Question: I don’t have a kitchen pantry, what do I do?
Emma's Response: I always tell my clients that if they have a dining room in their NYC apartments then they've officially "made it." I think if you have a full sized pantry you can consider yourself in that category as well. Luckily, for us civilians there are so many creative and affordable solutions for accommodating kitchen items in a pantry-less space.
First, maximize your cabinets to hide the not-so-pretty stuff by adding pull out trays and stackable trays to use every inch of your hidden space. Food staples, aluminum foil, extra paper towels etc should all be hidden away to avoid visual clutter. Re-think your coat closet — maybe you really don’t need all that space for clothing and some of it could be better used as a pantry. If you're not constantly using your oven you can store pots and pans in there too (just make sure to remember to take them out before you turn the oven on)! I love to install floating shelves in a kitchen and use beautiful jars to organize flour, sugar, oats, etc. Get yourself a label maker and go to town.

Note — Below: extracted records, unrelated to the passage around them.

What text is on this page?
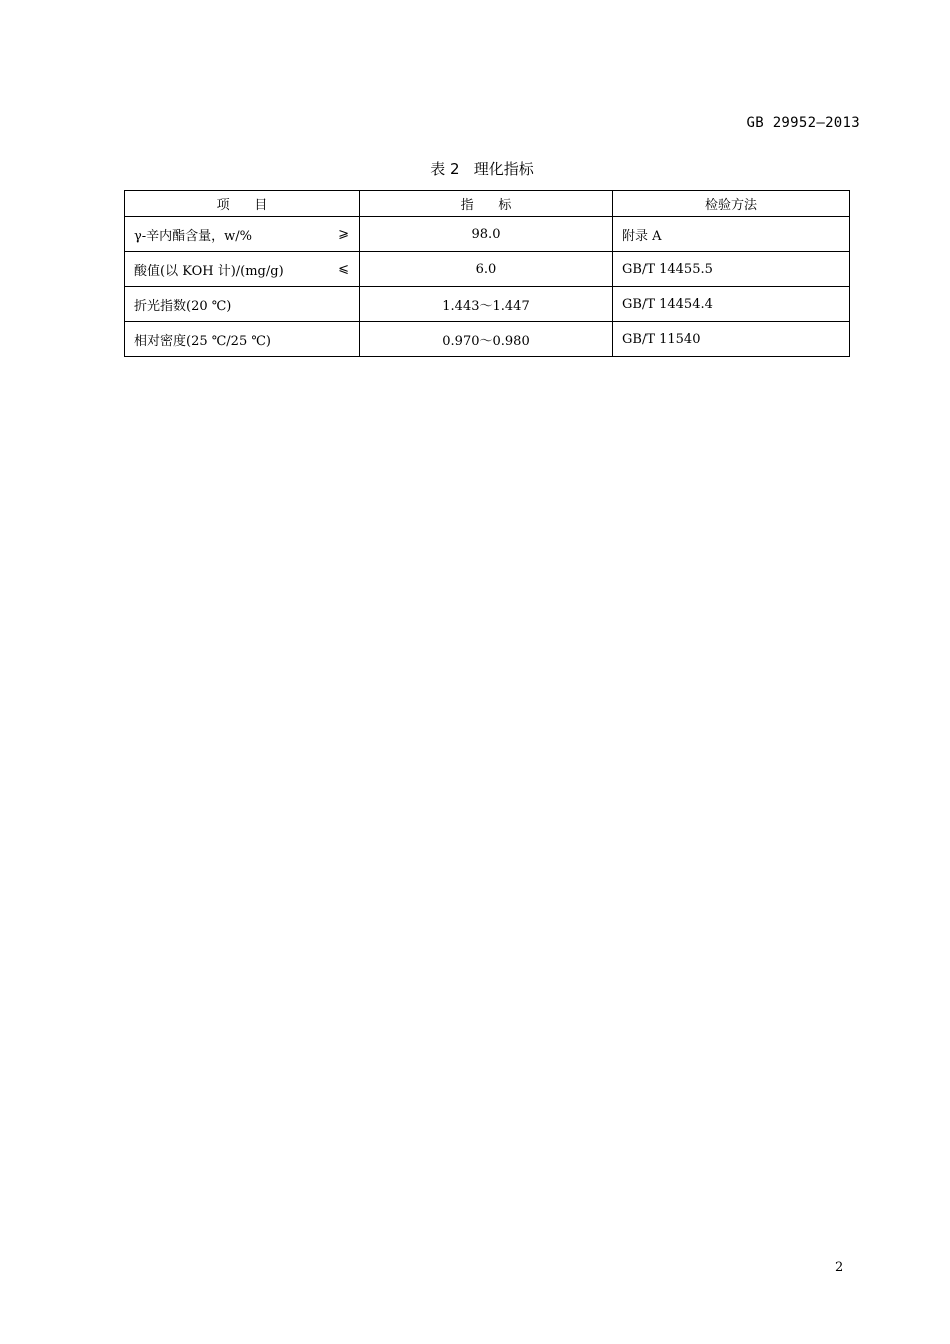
GB 29952—2013
表 2   理化指标
项      目	指      标	检验方法
γ-辛内酯含量，w/% ⩾	98.0	附录 A
酸值(以 KOH 计)/(mg/g) ⩽	6.0	GB/T 14455.5
折光指数(20 ℃)	1.443～1.447	GB/T 14454.4
相对密度(25 ℃/25 ℃)	0.970～0.980	GB/T 11540
2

A small shelf bookcase can easily hold dishware, glassware and beautiful cookbooks. The one consideration here is that any dishes or glasses left out will get dusty. Make sure that anything you are keeping out of a closed cabinet is organized and clean looking. Neutral colors and matching sets will go a long way in making your exposed storage feel minimal and pulled together. Organize like-with-like (glasses with glasses, plates with plates, etc.) so that everything you are displaying feels cohesive, curated, and purposeful.
Question: Do mirrors actually make spaces feel bigger? If so, is there a strategy to making this trick work?

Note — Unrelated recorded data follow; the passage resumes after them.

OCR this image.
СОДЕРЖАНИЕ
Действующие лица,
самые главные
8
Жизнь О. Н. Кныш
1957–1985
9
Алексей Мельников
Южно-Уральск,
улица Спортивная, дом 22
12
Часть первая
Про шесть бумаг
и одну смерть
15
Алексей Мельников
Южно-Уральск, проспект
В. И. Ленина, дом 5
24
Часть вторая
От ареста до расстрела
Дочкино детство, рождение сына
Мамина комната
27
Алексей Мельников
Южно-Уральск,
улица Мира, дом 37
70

Emma's Response: Have you ever walked into a restaurant thinking there’s another room towards the back but it’s actually just a reflection of the room that you're in? That's the mirror trick working to make your eye think that a space is twice as large as it actually is.

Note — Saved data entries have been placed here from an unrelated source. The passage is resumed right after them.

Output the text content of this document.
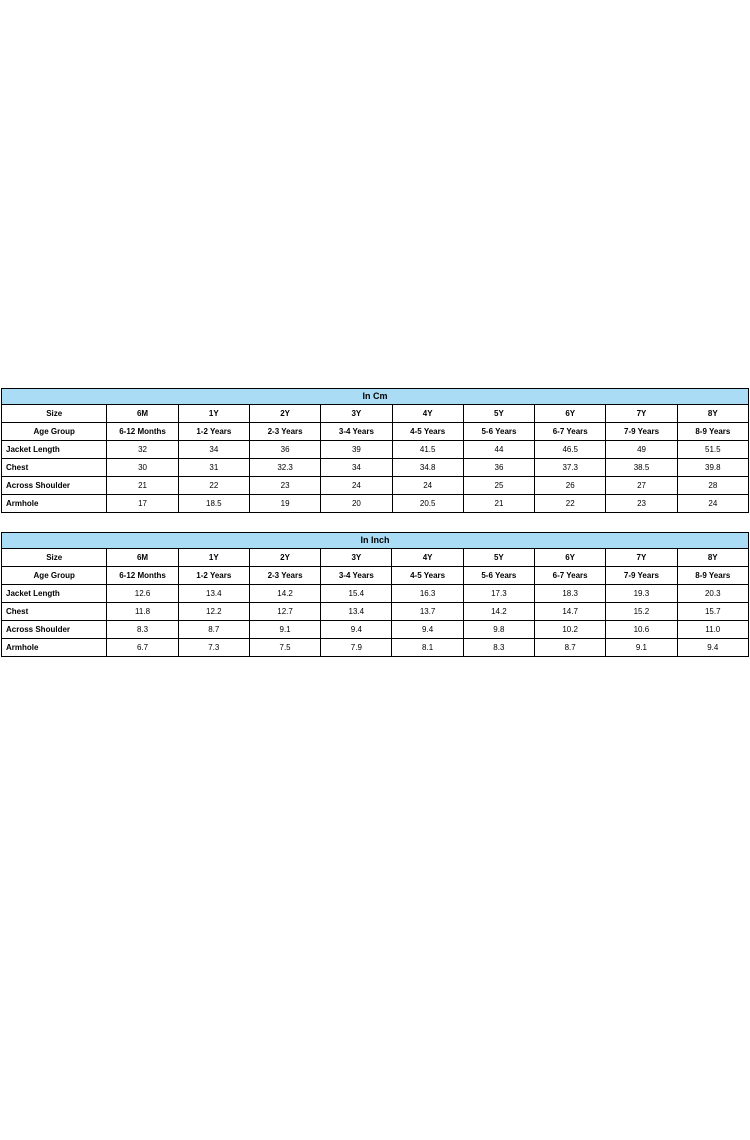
In Cm									
Size	6M	1Y	2Y	3Y	4Y	5Y	6Y	7Y	8Y
Age Group	6-12 Months	1-2 Years	2-3 Years	3-4 Years	4-5 Years	5-6 Years	6-7 Years	7-9 Years	8-9 Years
Jacket Length	32	34	36	39	41.5	44	46.5	49	51.5
Chest	30	31	32.3	34	34.8	36	37.3	38.5	39.8
Across Shoulder	21	22	23	24	24	25	26	27	28
Armhole	17	18.5	19	20	20.5	21	22	23	24
In Inch									
Size	6M	1Y	2Y	3Y	4Y	5Y	6Y	7Y	8Y
Age Group	6-12 Months	1-2 Years	2-3 Years	3-4 Years	4-5 Years	5-6 Years	6-7 Years	7-9 Years	8-9 Years
Jacket Length	12.6	13.4	14.2	15.4	16.3	17.3	18.3	19.3	20.3
Chest	11.8	12.2	12.7	13.4	13.7	14.2	14.7	15.2	15.7
Across Shoulder	8.3	8.7	9.1	9.4	9.4	9.8	10.2	10.6	11.0
Armhole	6.7	7.3	7.5	7.9	8.1	8.3	8.7	9.1	9.4
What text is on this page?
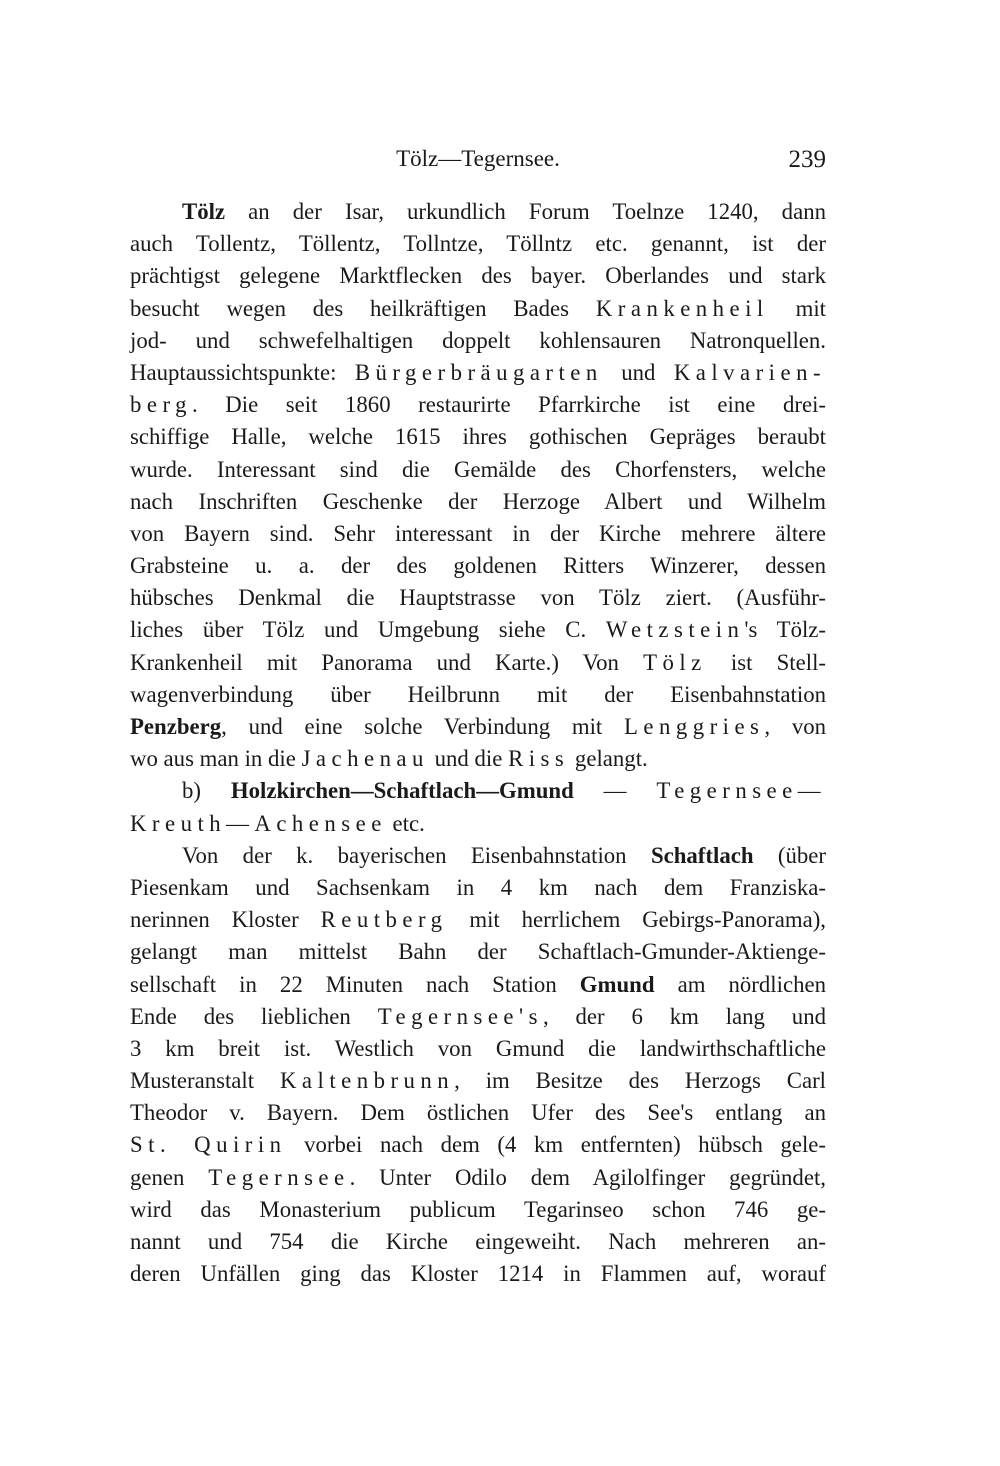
Tölz—Tegernsee.	239
Tölz an der Isar, urkundlich Forum Toelnze 1240, dann
auch Tollentz, Töllentz, Tollntze, Töllntz etc. genannt, ist der
prächtigst gelegene Marktflecken des bayer. Oberlandes und stark
besucht wegen des heilkräftigen Bades Krankenheil mit
jod- und schwefelhaltigen doppelt kohlensauren Natronquellen.
Hauptaussichtspunkte: Bürgerbräugarten und Kalvarien-
berg. Die seit 1860 restaurirte Pfarrkirche ist eine drei-
schiffige Halle, welche 1615 ihres gothischen Gepräges beraubt
wurde. Interessant sind die Gemälde des Chorfensters, welche
nach Inschriften Geschenke der Herzoge Albert und Wilhelm
von Bayern sind. Sehr interessant in der Kirche mehrere ältere
Grabsteine u. a. der des goldenen Ritters Winzerer, dessen
hübsches Denkmal die Hauptstrasse von Tölz ziert. (Ausführ-
liches über Tölz und Umgebung siehe C. Wetzstein's Tölz-
Krankenheil mit Panorama und Karte.) Von Tölz ist Stell-
wagenverbindung über Heilbrunn mit der Eisenbahnstation
Penzberg, und eine solche Verbindung mit Lenggries, von
wo aus man in die Jachenau und die Riss gelangt.
b) Holzkirchen—Schaftlach—Gmund — Tegernsee—
Kreuth—Achensee etc.
Von der k. bayerischen Eisenbahnstation Schaftlach (über
Piesenkam und Sachsenkam in 4 km nach dem Franziska-
nerinnen Kloster Reutberg mit herrlichem Gebirgs-Panorama),
gelangt man mittelst Bahn der Schaftlach-Gmunder-Aktienge-
sellschaft in 22 Minuten nach Station Gmund am nördlichen
Ende des lieblichen Tegernsee's, der 6 km lang und
3 km breit ist. Westlich von Gmund die landwirthschaftliche
Musteranstalt Kaltenbrunn, im Besitze des Herzogs Carl
Theodor v. Bayern. Dem östlichen Ufer des See's entlang an
St. Quirin vorbei nach dem (4 km entfernten) hübsch gele-
genen Tegernsee. Unter Odilo dem Agilolfinger gegründet,
wird das Monasterium publicum Tegarinseo schon 746 ge-
nannt und 754 die Kirche eingeweiht. Nach mehreren an-
deren Unfällen ging das Kloster 1214 in Flammen auf, worauf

There are a few ways to maximize the effects of the mirror trick. First, find a focal point and angle your mirror in that direction to create the illusion of depth. It's important to consider what the mirror is reflecting, point it towards something you want to see two of.
You can also place your mirror near a window to reflect the natural light or place it near a chandelier/statement light fixture to reflect the artificial light for a more formal look. Reflecting light will make a space feel brighter which in turn makes it feel airier and larger.
Don’t be afraid to go large with the mirror you select, the larger the mirror the larger the reflection which is what makes the space appear bigger. Finally, remember to hang up your mirror at eye level to maximize the visibility of the reflection.